4.9. De door eiser ingeroepen arresten van de Hoge Raad van 15 juli 1986, BNB 1986/298 en 299 leiden niet tot een ander oordeel. In de in die arresten berechte gevallen is immers door de Hoge Raad een door het overlijden van de oorspronkelijke aftrekgerechtigde ontstaan gebrek in een objectief vereiste voor aftrek van kosten (het ‘drukken’ van de kosten) geheeld, terwijl in het onderhavige geval door het overlijden van de oorspronkelijke aftrekgerechtigde een gebrek is ontstaan in een subjectief vereiste voor aftrek als gift, namelijk de aanwezigheid van vrijgevigheid, welk gebrek nimmer door een ander geheeld kan worden doordat het subjectgebonden is (vrijgevigheid kan niet vererven).

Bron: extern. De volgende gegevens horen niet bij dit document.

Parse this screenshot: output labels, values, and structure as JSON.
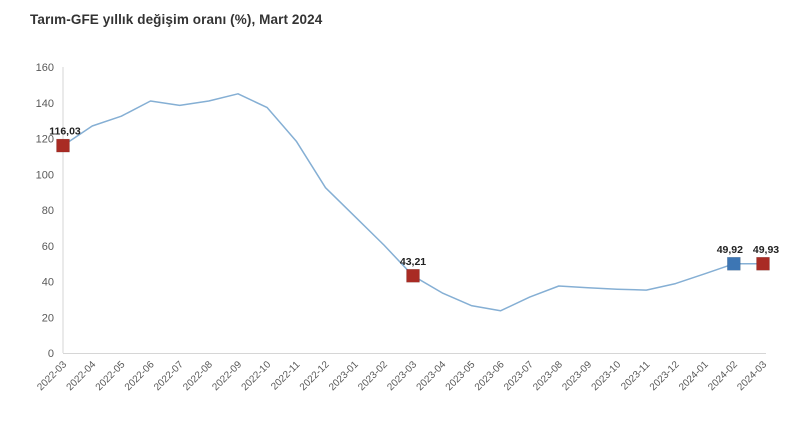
{
  "page": {
    "title": "Tarım-GFE yıllık değişim oranı (%), Mart 2024"
  },
  "colors": {
    "background": "#ffffff",
    "line": "#85afd4",
    "marker_red": "#a92b24",
    "marker_blue": "#3d76b4",
    "axis": "#d6d6d6",
    "tick_text": "#595959",
    "title_text": "#333333",
    "point_label_text": "#222222"
  },
  "chart_data": {
    "type": "line",
    "title": "Tarım-GFE yıllık değişim oranı (%), Mart 2024",
    "xlabel": "",
    "ylabel": "",
    "grid": false,
    "legend_position": "none",
    "ylim": [
      0,
      160
    ],
    "ytick_step": 20,
    "x": [
      "2022-03",
      "2022-04",
      "2022-05",
      "2022-06",
      "2022-07",
      "2022-08",
      "2022-09",
      "2022-10",
      "2022-11",
      "2022-12",
      "2023-01",
      "2023-02",
      "2023-03",
      "2023-04",
      "2023-05",
      "2023-06",
      "2023-07",
      "2023-08",
      "2023-09",
      "2023-10",
      "2023-11",
      "2023-12",
      "2024-01",
      "2024-02",
      "2024-03"
    ],
    "series": [
      {
        "name": "Tarım-GFE yıllık değişim oranı (%)",
        "values": [
          116.03,
          127.0,
          132.5,
          141.0,
          138.5,
          141.0,
          145.0,
          137.3,
          118.5,
          92.5,
          76.5,
          60.5,
          43.21,
          33.6,
          26.5,
          23.6,
          31.3,
          37.5,
          36.5,
          35.7,
          35.2,
          38.8,
          44.3,
          49.92,
          49.93
        ]
      }
    ],
    "annotated_points": [
      {
        "x": "2022-03",
        "value": 116.03,
        "label": "116,03",
        "marker_color": "#a92b24",
        "label_dx": 2
      },
      {
        "x": "2023-03",
        "value": 43.21,
        "label": "43,21",
        "marker_color": "#a92b24",
        "label_dx": 0
      },
      {
        "x": "2024-02",
        "value": 49.92,
        "label": "49,92",
        "marker_color": "#3d76b4",
        "label_dx": -4
      },
      {
        "x": "2024-03",
        "value": 49.93,
        "label": "49,93",
        "marker_color": "#a92b24",
        "label_dx": 3
      }
    ]
  }
}
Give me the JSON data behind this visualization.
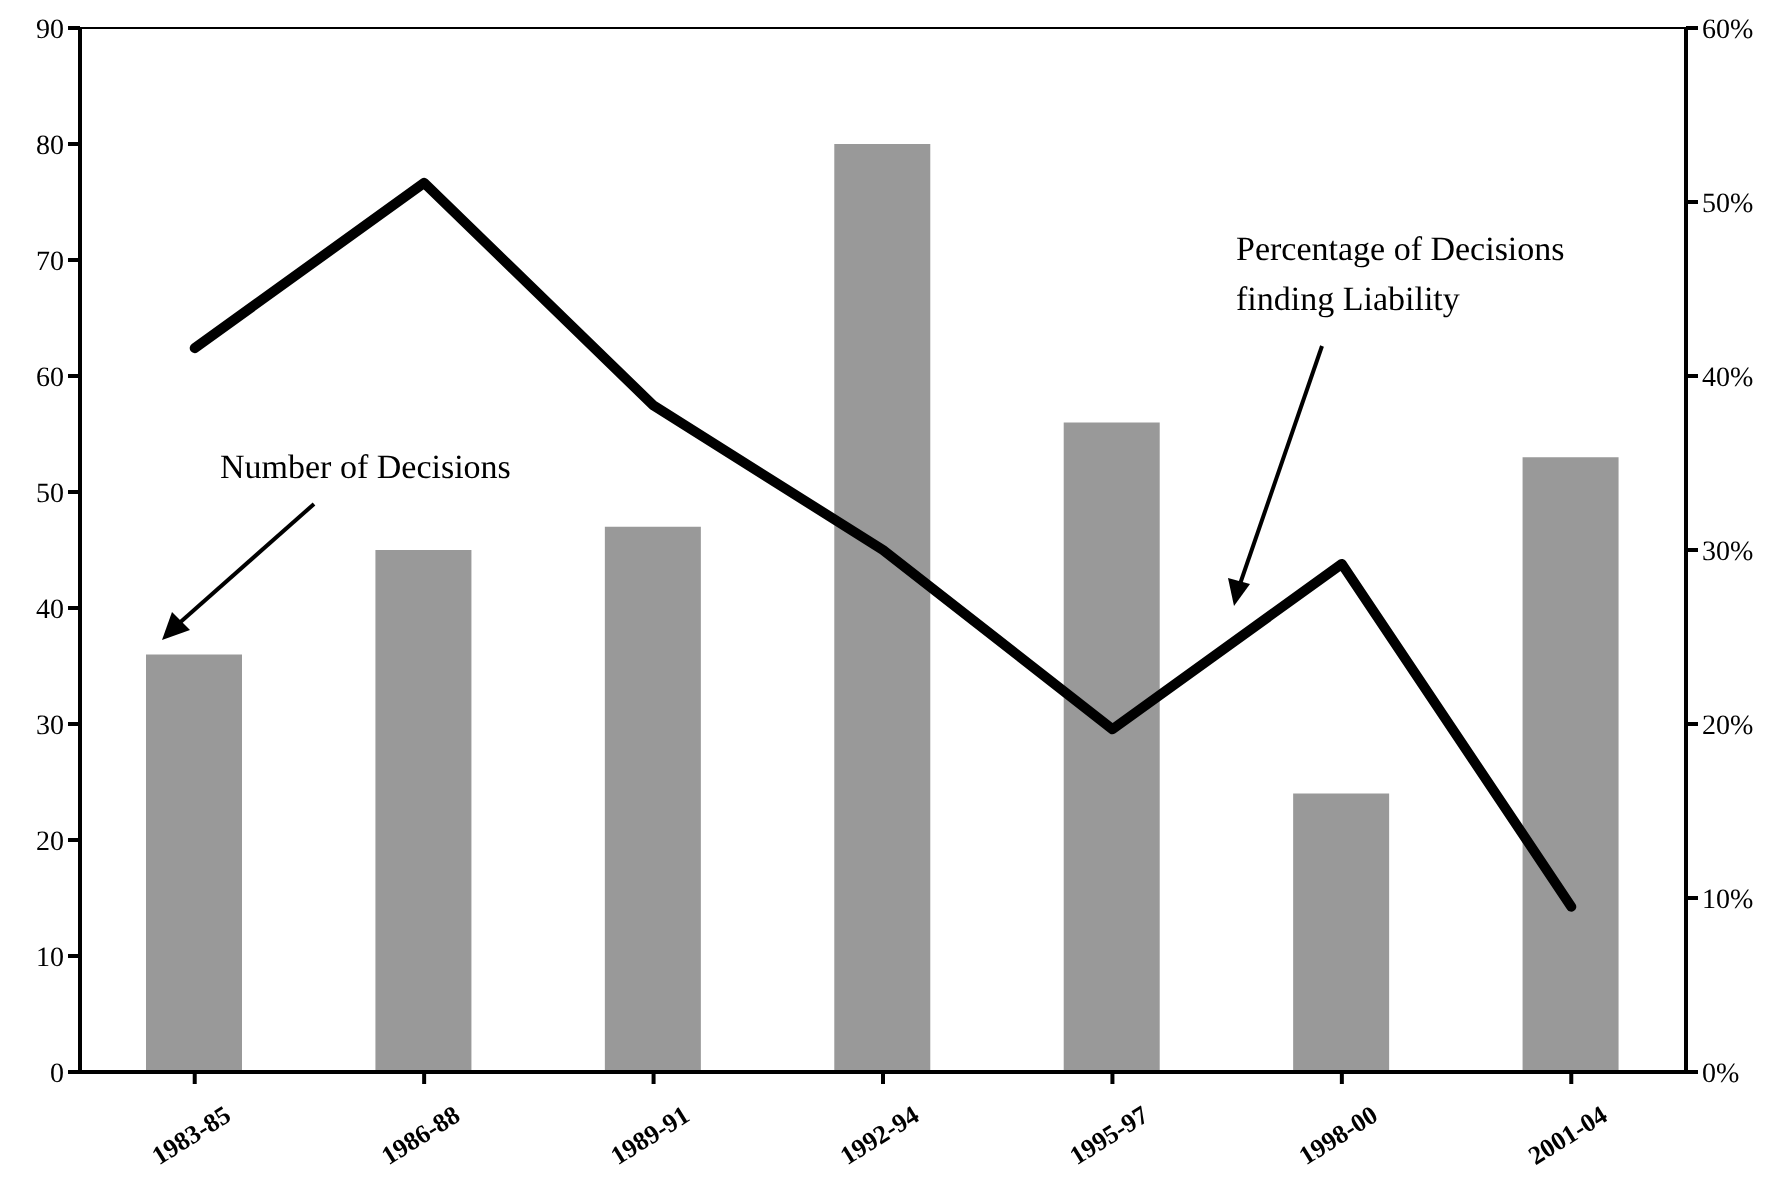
{
  "chart_data": {
    "type": "bar",
    "categories": [
      "1983-85",
      "1986-88",
      "1989-91",
      "1992-94",
      "1995-97",
      "1998-00",
      "2001-04"
    ],
    "series": [
      {
        "color": "#999999",
        "values": [
          36,
          45,
          47,
          80,
          56,
          24,
          53
        ]
      },
      {
        "type": "line",
        "axis": "y2",
        "color": "#000000",
        "values": [
          41.6,
          51.1,
          38.3,
          30,
          19.7,
          29.2,
          9.5
        ]
      }
    ],
    "ylim": [
      0,
      90
    ],
    "yticks": [
      0,
      10,
      20,
      30,
      40,
      50,
      60,
      70,
      80,
      90
    ],
    "y2lim": [
      0,
      60
    ],
    "y2ticks": [
      {
        "value": 0,
        "label": "0%"
      },
      {
        "value": 10,
        "label": "10%"
      },
      {
        "value": 20,
        "label": "20%"
      },
      {
        "value": 30,
        "label": "30%"
      },
      {
        "value": 40,
        "label": "40%"
      },
      {
        "value": 50,
        "label": "50%"
      },
      {
        "value": 60,
        "label": "60%"
      }
    ],
    "annotations": [
      "Number of Decisions",
      "Percentage of Decisions finding Liability"
    ],
    "grid": false,
    "legend": false,
    "marker": "none",
    "line_style": "solid"
  }
}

4.10. Ook indien vrijgevigheid van eiser bij het doen van de uitkeringen aanwezig wordt geacht, is de rechtbank van oordeel dat het door eiser voldane gedeelte van de tweede en derde termijn van lijfrente, noch het door hem voldane gedeelte van het stockdividend als periodieke gift aangemerkt kan worden nu niet is voldaan aan het in artikel 6.34 van de Wet IB 2001 gestelde vereiste dat sprake is van vaste en gelijkmatige periodieke uitkeringen.
Doordat de in 2003 voldane tweede termijn (van 16.000 aandelen vermeerderd met het stockdividend over 16.000 aandelen) in omvang afwijkt van de overige vier termijnen (van 16.000 aandelen) is immers geen sprake van vaste uitkeringen en doordat in 2002 in afwijking van de verplichting geen betaling heeft plaatsgevonden, is geen sprake van gelijkmatige uitkeringen.

4.11. Ten aanzien van het door eiser betaalde aandeel in het schenkingsrecht kan naar het oordeel van de rechtbank evenmin gezegd worden dat eiser daarbij handelde uit vrijgevigheid. Met die betaling voldeed eiser immers een boedelschuld. Dit brengt mee dat dit bedrag niet als andere gift in aftrek kan komen. Het beroep behoeft voor het overige geen bespreking.

4.12. Gelet op het vorenoverwogene is het beroep ongegrond. Voor zover het beroep ziet op de giftenaftrek voor overeenkomstige giften van zijn minderjarige kinderen behoeft het geen bespreking.


5. Proceskosten

De rechtbank vindt geen aanleiding voor een proceskostenveroordeling.


6. Beslissing

De rechtbank verklaart het beroep ongegrond.

Deze uitspraak is gedaan op 2 februari 2009 en op dezelfde dag in het openbaar uitgesproken door mr. J. Snitker, voorzitter, mr. Chr.Th.P.M. Zandhuis en mr. T.J.P. van Os van den Abeelen, rechters, in tegenwoordigheid van mr. J. de Jong, griffier.